Você não pediu permissão.
Essa foi a primeira coisa que Claudio percebeu ao entrar na sala de reuniões e encontrar você sentada à mesa principal, não atrás, não ao lado — à frente.
Os homens pararam de falar quando ele entrou. Alguns desviaram o olhar. Outros franziram o cenho, desconfortáveis. Aquela não era uma mesa para alguém como você… e justamente por isso funcionava.
— O que é isso? — Claudio perguntou, contido.
— É o fim de um jogo antigo — você respondeu. — Ou o começo de algo que não precise de sangue para continuar existindo.
Alsean observava em silêncio, os braços cruzados.

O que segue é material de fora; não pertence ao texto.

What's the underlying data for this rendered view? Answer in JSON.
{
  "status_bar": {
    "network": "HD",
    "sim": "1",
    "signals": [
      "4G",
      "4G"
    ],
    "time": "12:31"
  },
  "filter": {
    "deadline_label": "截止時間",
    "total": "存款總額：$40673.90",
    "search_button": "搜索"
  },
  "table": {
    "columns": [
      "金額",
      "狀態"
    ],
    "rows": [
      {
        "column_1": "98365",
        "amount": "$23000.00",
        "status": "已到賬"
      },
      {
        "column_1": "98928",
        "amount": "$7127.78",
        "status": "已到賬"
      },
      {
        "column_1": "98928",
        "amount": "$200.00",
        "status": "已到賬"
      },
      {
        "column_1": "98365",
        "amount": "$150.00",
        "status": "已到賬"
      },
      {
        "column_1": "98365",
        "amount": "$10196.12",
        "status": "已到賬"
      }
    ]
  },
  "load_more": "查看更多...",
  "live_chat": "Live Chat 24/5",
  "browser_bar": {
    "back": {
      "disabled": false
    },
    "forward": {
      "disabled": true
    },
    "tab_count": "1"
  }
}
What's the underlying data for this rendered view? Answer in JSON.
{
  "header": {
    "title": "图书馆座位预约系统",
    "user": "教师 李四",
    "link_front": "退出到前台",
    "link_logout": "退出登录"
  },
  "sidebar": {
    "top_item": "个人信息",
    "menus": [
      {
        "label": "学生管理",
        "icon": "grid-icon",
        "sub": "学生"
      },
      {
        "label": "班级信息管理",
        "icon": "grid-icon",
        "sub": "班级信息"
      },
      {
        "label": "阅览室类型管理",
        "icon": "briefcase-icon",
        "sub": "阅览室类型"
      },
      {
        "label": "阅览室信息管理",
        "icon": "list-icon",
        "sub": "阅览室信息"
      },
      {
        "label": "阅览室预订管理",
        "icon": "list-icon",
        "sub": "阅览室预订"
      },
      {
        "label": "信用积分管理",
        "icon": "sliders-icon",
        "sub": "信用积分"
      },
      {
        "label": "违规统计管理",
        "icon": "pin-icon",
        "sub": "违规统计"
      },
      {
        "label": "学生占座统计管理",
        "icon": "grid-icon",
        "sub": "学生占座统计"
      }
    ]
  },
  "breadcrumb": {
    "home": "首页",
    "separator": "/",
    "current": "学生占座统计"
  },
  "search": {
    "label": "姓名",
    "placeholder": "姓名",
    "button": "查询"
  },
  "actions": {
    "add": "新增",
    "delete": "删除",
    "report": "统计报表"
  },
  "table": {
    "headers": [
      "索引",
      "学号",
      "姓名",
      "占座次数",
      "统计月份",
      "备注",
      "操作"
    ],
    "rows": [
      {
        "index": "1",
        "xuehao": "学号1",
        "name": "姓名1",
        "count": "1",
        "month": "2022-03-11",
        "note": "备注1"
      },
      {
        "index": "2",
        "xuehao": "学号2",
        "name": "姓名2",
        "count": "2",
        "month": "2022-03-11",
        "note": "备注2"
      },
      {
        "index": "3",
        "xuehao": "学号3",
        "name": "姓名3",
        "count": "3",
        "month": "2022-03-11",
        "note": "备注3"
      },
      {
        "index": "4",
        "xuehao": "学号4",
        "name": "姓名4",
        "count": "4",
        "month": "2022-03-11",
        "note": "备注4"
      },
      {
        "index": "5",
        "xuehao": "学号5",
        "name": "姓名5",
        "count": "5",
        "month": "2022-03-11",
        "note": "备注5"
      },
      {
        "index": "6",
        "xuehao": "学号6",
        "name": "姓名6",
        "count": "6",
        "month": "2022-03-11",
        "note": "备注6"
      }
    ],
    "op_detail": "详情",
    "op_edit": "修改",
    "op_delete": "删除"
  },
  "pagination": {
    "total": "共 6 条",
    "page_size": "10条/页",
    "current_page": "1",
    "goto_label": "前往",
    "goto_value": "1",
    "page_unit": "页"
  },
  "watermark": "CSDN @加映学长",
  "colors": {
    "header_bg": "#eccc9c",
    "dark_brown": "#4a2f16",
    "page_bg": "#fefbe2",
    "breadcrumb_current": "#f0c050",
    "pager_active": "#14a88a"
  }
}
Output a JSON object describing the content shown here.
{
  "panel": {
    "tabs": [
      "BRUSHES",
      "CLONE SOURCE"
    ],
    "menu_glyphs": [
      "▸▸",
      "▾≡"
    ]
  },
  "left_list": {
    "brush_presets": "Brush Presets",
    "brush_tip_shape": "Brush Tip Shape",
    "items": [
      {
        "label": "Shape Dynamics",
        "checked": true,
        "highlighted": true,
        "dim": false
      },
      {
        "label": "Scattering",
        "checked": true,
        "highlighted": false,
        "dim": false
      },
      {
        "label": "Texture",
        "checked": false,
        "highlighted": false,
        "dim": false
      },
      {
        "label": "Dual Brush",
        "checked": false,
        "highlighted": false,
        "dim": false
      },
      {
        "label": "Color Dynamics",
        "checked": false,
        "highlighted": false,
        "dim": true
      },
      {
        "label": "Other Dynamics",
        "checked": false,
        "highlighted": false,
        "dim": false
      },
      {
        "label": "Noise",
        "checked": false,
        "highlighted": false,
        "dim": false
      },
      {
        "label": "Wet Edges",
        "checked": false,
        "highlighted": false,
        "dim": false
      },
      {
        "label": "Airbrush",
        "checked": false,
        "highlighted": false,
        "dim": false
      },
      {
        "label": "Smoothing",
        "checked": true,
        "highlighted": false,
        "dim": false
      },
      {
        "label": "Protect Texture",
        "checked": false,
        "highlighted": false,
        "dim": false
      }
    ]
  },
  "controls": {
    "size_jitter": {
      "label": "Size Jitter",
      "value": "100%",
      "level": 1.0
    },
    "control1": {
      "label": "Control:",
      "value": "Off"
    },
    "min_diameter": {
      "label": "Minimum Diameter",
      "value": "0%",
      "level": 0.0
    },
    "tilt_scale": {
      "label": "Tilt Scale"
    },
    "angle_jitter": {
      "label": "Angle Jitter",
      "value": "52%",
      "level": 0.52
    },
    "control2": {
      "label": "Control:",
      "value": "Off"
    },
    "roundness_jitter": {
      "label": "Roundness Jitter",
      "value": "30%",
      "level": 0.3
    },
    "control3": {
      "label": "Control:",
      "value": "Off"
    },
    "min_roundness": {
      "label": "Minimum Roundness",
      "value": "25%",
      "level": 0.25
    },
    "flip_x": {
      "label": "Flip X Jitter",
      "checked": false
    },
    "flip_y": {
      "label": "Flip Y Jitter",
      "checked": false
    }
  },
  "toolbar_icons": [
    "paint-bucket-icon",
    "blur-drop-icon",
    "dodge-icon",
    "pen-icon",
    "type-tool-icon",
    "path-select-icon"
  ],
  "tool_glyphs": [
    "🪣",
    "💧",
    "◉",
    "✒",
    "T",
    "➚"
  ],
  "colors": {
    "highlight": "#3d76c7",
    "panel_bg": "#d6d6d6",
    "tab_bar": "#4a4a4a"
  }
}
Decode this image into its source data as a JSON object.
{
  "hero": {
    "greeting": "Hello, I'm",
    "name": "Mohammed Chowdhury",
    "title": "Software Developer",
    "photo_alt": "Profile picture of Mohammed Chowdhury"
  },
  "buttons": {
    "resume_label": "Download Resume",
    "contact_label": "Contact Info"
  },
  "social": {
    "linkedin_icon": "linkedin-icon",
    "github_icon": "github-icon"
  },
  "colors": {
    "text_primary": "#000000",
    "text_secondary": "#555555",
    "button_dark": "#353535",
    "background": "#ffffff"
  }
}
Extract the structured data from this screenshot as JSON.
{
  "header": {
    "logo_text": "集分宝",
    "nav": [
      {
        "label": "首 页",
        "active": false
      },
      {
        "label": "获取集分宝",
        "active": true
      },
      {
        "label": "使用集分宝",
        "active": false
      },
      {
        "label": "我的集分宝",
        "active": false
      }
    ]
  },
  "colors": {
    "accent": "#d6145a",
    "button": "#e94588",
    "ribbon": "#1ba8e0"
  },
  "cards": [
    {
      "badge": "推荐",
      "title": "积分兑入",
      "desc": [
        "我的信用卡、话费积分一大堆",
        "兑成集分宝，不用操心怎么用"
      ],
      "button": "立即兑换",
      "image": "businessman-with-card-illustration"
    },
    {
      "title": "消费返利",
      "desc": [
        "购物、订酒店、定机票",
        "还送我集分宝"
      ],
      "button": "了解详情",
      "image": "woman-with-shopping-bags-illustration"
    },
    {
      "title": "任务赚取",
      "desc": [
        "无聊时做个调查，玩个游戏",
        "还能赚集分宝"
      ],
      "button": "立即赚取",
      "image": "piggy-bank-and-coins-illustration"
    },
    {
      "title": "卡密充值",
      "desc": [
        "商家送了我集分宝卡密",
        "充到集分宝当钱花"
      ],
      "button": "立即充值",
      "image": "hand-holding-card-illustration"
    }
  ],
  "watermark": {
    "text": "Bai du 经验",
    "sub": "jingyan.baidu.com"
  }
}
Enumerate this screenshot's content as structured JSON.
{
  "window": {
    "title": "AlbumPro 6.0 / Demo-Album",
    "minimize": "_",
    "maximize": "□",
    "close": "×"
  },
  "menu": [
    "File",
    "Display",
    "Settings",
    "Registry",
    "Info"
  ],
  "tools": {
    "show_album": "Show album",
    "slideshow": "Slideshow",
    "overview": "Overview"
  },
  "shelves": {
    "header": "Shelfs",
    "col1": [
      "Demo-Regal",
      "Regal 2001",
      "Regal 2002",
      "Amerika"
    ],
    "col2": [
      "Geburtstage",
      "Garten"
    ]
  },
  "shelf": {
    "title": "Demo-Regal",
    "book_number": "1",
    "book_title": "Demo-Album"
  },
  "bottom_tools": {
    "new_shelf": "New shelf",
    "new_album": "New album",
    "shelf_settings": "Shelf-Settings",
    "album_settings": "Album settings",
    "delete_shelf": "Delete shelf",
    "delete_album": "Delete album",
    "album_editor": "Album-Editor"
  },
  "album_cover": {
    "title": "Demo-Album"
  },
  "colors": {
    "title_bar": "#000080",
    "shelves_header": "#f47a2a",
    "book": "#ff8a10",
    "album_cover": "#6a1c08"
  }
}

Pela primeira vez, não estava em posição de ataque. Estava… avaliando você.
— Vittorio não quer vencer pela força — você continuou. — Ele quer que vocês se destruam sozinhos. Pai contra filho. Nome contra legado.
— Isso não é uma negociação — Claudio rebateu. — É uma guerra.
— Guerras também terminam em mesas como esta — você respondeu. — Só que geralmente tarde demais.
Você espalhou alguns documentos sobre a mesa.
— Esses são os contatos que Vittorio usa para se manter intocável. Bancos, intermediários, nomes que não aparecem em público. — respirou fundo. — Ele acredita que eu sou apenas o ponto fraco. Então vamos usar isso.
Alsean ergueu as sobrancelhas.
— Você quer se expor de novo.
— Não — você disse. — Quero falar.
O plano era simples. E perigoso.
Você seria a ponte.
Não como herdeira.
Não como vítima.
Mas como testemunha viva do que Vittorio tentou apagar.
— Ele vai aceitar te encontrar — Alsean disse. — Por ego.
— Exatamente — você concordou.
Claudio fechou os olhos por um instante.
— Se algo acontecer com você…
— Já aconteceu — você respondeu. — Agora é a minha vez de decidir o que isso significa.
Horas depois, pai e filho ficaram sozinhos.
— Você passou por cima de mim — Claudio disse, a voz dura.
— Porque você não estava mais vendo — Alsean respondeu. — Você só via culpa.
— Tudo o que fiz foi para proteger o que restou da família.
— Não — Alsean rebateu. — Foi para se proteger da ideia de ter falhado.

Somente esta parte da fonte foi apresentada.